Das eine Mal wächst also hier Brot auf Steinen, das andere Mal gedeiht es auf gutem Lande nur sehr kümmerlich, trotz sorgfältigster Bearbeitung; das dritte Mal aber gerät überhaupt nichts, mag man sich auch noch so sehr abmühen und quälen. Diese eigenartigen klimatischen Verhältnisse haben den deutschen Wolgakolonisten zu einem ebenso eigenartigen Fatalisten geprägt: alles hängt von unserm Herrgott ab — er sendet Regen und Schnee, e r gibt Wachstum und Gedeihen, e r schützt auch die Felder und Fluren vor Hagel, Dürre und Höhen rauch . . .

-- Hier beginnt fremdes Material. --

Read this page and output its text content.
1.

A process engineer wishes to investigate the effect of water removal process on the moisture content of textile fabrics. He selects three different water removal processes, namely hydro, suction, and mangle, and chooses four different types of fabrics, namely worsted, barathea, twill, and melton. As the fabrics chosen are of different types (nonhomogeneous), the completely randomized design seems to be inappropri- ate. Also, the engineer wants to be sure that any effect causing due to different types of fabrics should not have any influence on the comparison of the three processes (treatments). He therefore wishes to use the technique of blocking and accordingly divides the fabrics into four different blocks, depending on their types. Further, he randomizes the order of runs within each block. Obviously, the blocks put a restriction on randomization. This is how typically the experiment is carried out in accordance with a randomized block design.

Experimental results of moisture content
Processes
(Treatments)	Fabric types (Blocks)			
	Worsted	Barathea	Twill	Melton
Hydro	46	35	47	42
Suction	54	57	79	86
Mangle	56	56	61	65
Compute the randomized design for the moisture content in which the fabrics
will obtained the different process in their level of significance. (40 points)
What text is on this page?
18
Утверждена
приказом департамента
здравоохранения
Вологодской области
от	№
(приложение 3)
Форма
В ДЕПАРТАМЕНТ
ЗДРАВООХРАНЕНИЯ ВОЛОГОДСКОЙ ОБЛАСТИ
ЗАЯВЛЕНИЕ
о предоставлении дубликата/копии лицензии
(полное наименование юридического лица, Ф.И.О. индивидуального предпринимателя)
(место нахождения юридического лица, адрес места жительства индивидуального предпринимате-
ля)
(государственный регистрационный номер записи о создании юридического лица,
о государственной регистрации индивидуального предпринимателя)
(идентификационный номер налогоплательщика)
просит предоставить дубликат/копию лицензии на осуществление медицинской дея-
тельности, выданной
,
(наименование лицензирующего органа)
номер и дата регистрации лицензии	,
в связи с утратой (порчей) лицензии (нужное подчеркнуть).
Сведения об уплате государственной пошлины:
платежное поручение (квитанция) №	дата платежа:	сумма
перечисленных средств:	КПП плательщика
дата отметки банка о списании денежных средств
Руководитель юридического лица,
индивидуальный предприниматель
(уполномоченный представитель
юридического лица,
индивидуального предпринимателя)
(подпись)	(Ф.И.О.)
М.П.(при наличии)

Seit mehr als anderthalb Jahrhunderten vom Fortschritt der Außenwelt abgeschnitten und in dieser spröden Umgebung sich selbst überlassen, ist er bei all seiner anerkennenswerten Rührigkeit und Arbeitsamkeit weit hinter seinem Bruder, dem Bauern Westeuropas, zurückgeblieben, eine raue, herbe, urwüchsige Erscheinung, ein echtes Kind der wilden Steppe. Nur sein zähes Festhalten an der völkischen Eigenart und sein grenzenloses Gottvertrauen konnten ihn nicht nur vor dem Aufgehen in fremdem, numerisch so sehr überwiegendem Volkstum retten, sondern ihn auch auf einer solchen Höhe aufrecht erhalten, daß er auch heute seiner heterogenen Umgebung kulturell und wirtschaftlich noch stark überlegen ist.

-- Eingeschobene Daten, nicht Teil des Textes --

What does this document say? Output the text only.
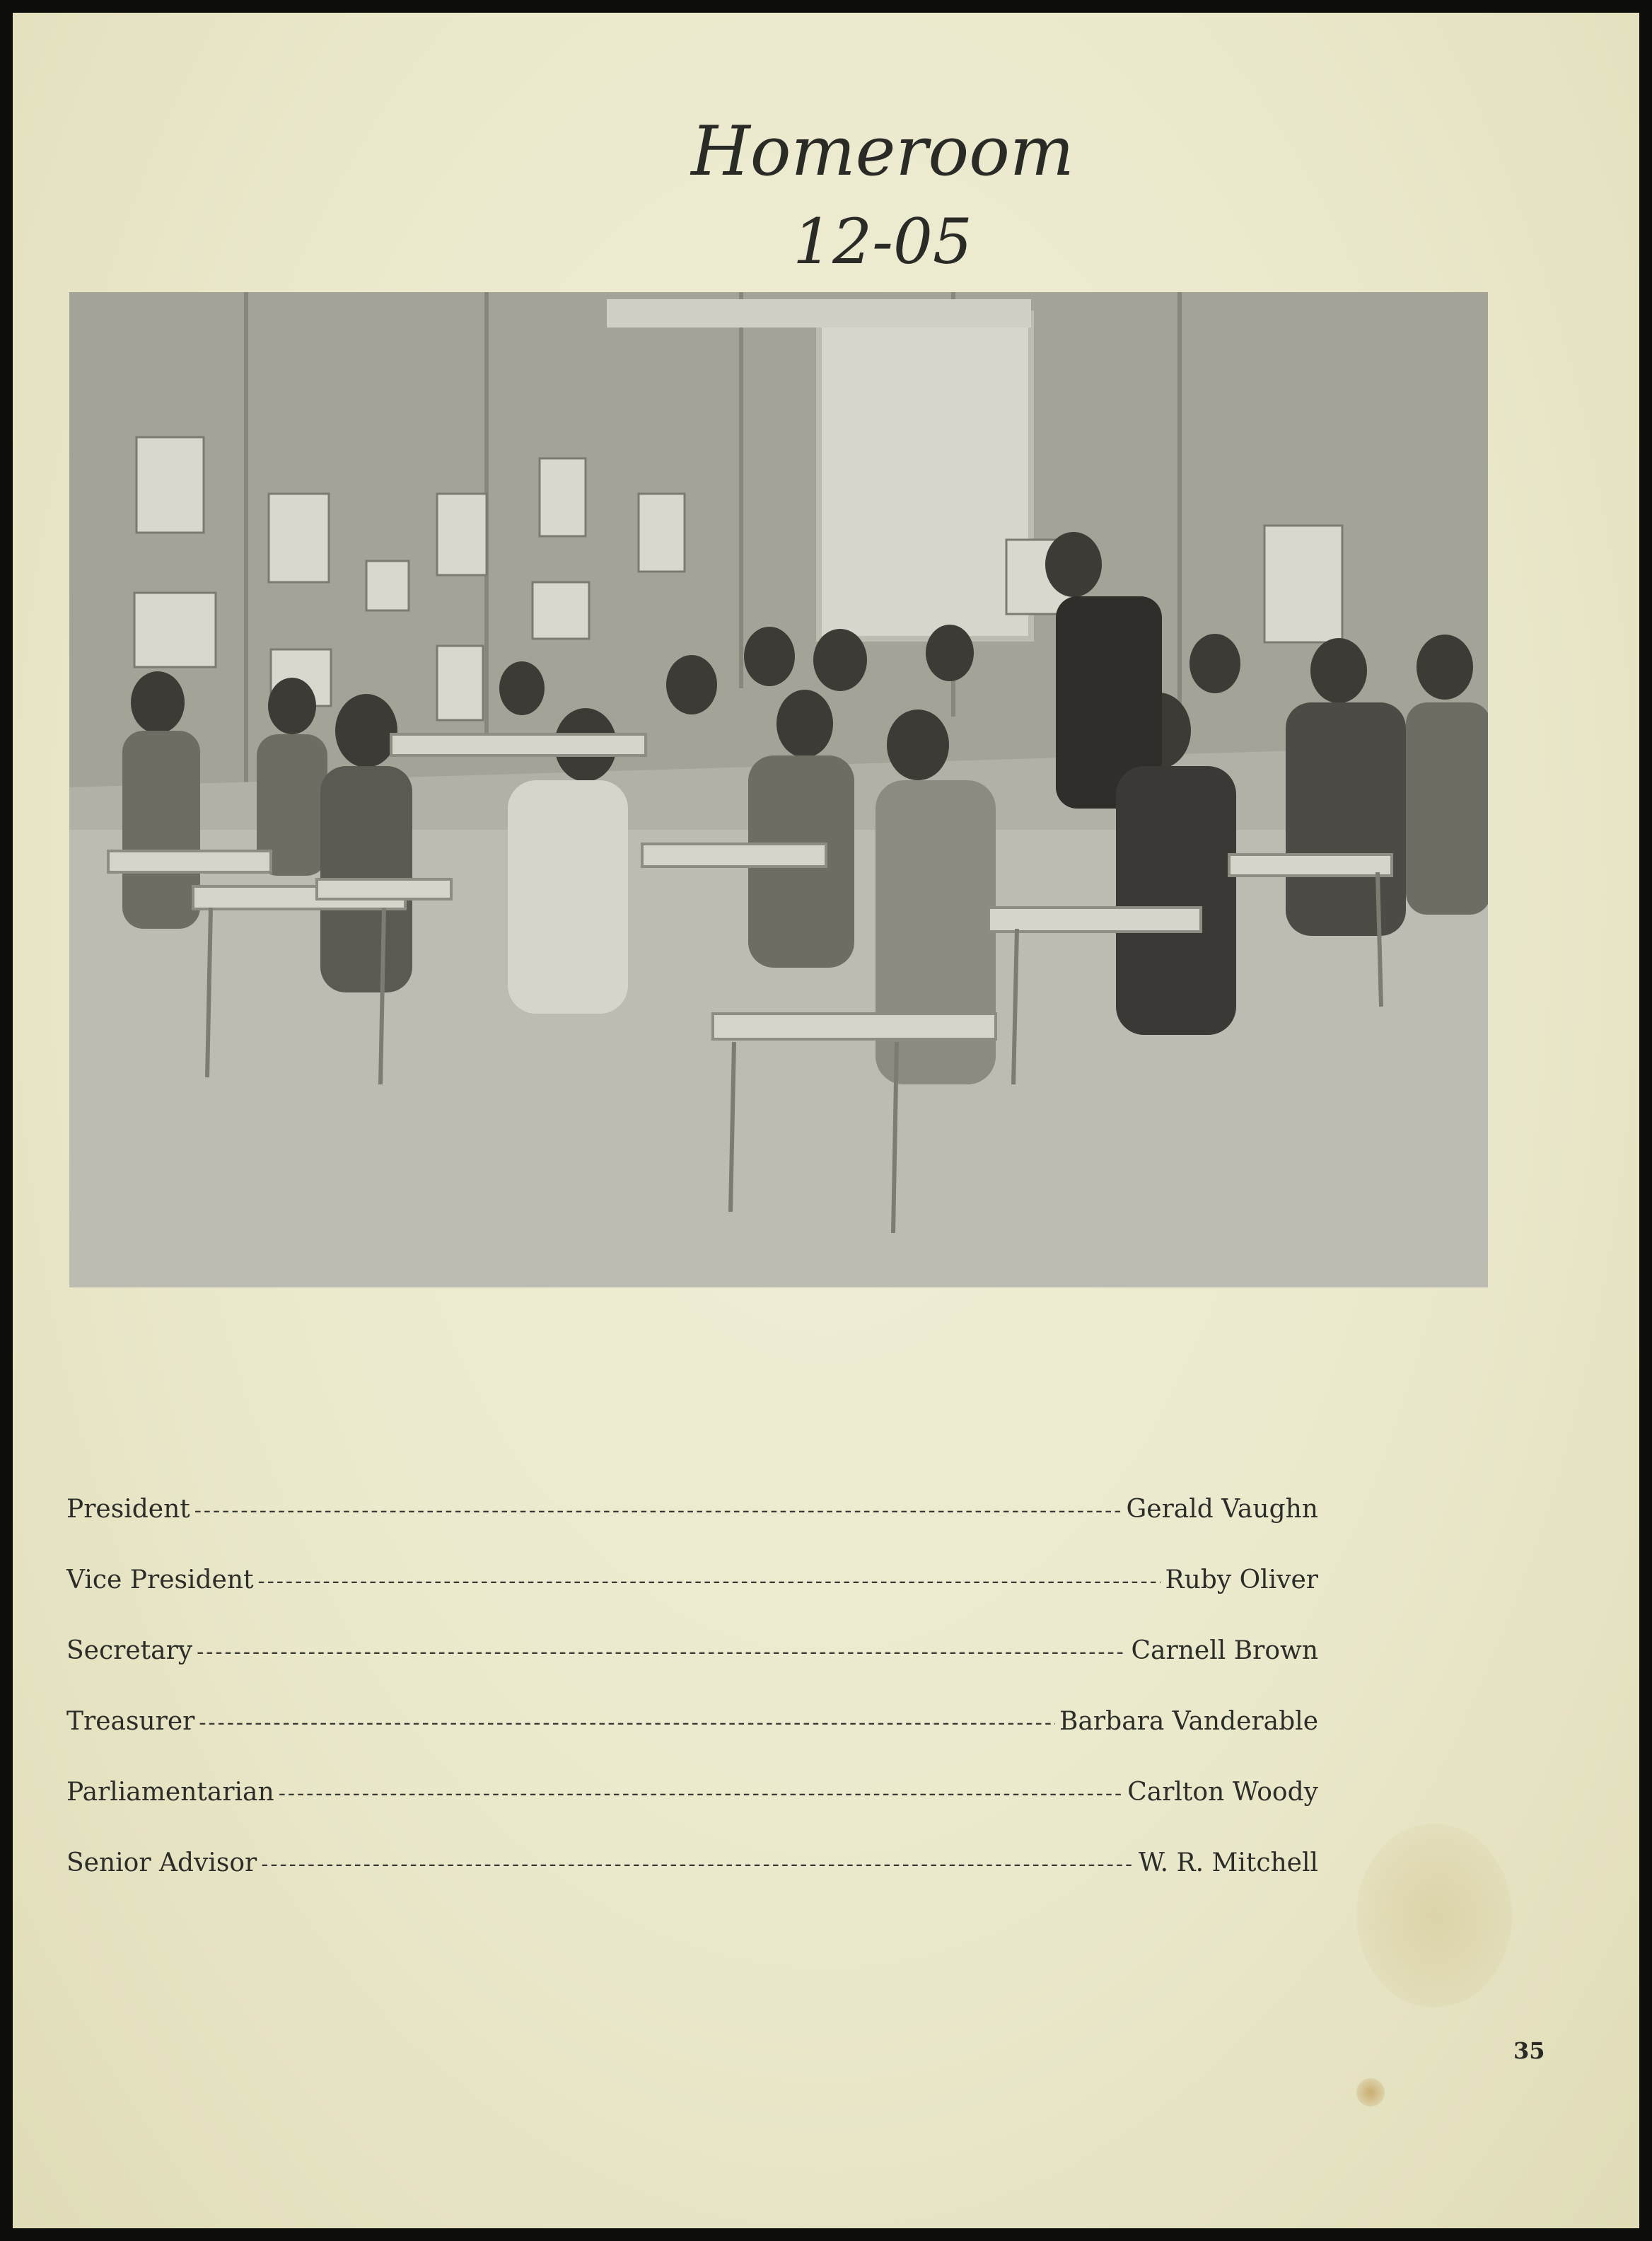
Homeroom
12-05
President -----	Gerald Vaughn
Vice President -----	Ruby Oliver
Secretary -----	Carnell Brown
Treasurer -----	Barbara Vanderable
Parliamentarian -----	Carlton Woody
Senior Advisor -----	W. R. Mitchell
35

So hat sich auch sein Verhältnis zur Natur in ganz primitiver Form und eigenartigster Gestalt erhalten. Ein wahres Naturkind, ist er nicht fähig, über Naturschönheiten zu schwärmen, sich nur daran zu ergötzen oder bewusst darüber zu freuen. Und doch ist er ganz mit dieser Natur verwachsen, seine ganze Seele geht darin auf, aber auf ganz primitive, reelle Weise. Nur wenn man selbst ein Steppenkind ist, kann man davon zeugen, mit welcher Wehmut der Wolgakolonist sein sehnsüchtiges Auge nach oben richtet, wie tief seine Seele unter der Dürre und elementaren Furcht vor Misswachs krankt, wenn der Himmel seine Schleusen längere Zeit verschlossen hält: und mit welchem Frohmut er sich seinem überaus anstrengenden Tagewerk hingibt, wenn der Himmel seinen Segen nicht verweigert. Dass man aber auch dieses spröde Klima bezwingen, beherrschen kann: dass die Dürre durch die hier übliche Entwaldung der Gegend vergrößert wird, da der Wald Aufsparer der Winterfeuchte und Anzieher der Regenwolken ist: dass infolge der räuberischen Abholzung und der totalen Ausrottung aller Wälder das Land voller Gräben reißt, die es unwegbar machen und ganz und gar entwässern und mithin der hier so nötigen Feuchtigkeit gänzlich berauben —, das sieht der Wolgakolonist nicht ein, daran glaubt er nicht. Wollte man dem Durchschnittsbauern hier erst klar zu machen suchen, dass wir uns durch Aufwerfen von einfachen, billigen Dämmen und Aufhalten des Schneewassers auf den Feldern wenigstens eine alljährliche gute Heuernte, wenn nicht gar eine mittelmäßige Broternte sichern können, so würde er einen für einen hirnverwirrten Phantasten oder gar für den Leibhaftigen selbst halten. Zu einer solchen Einsicht ist der Massenvertreter der Wolgakolonien noch nicht reif, noch nicht fähig.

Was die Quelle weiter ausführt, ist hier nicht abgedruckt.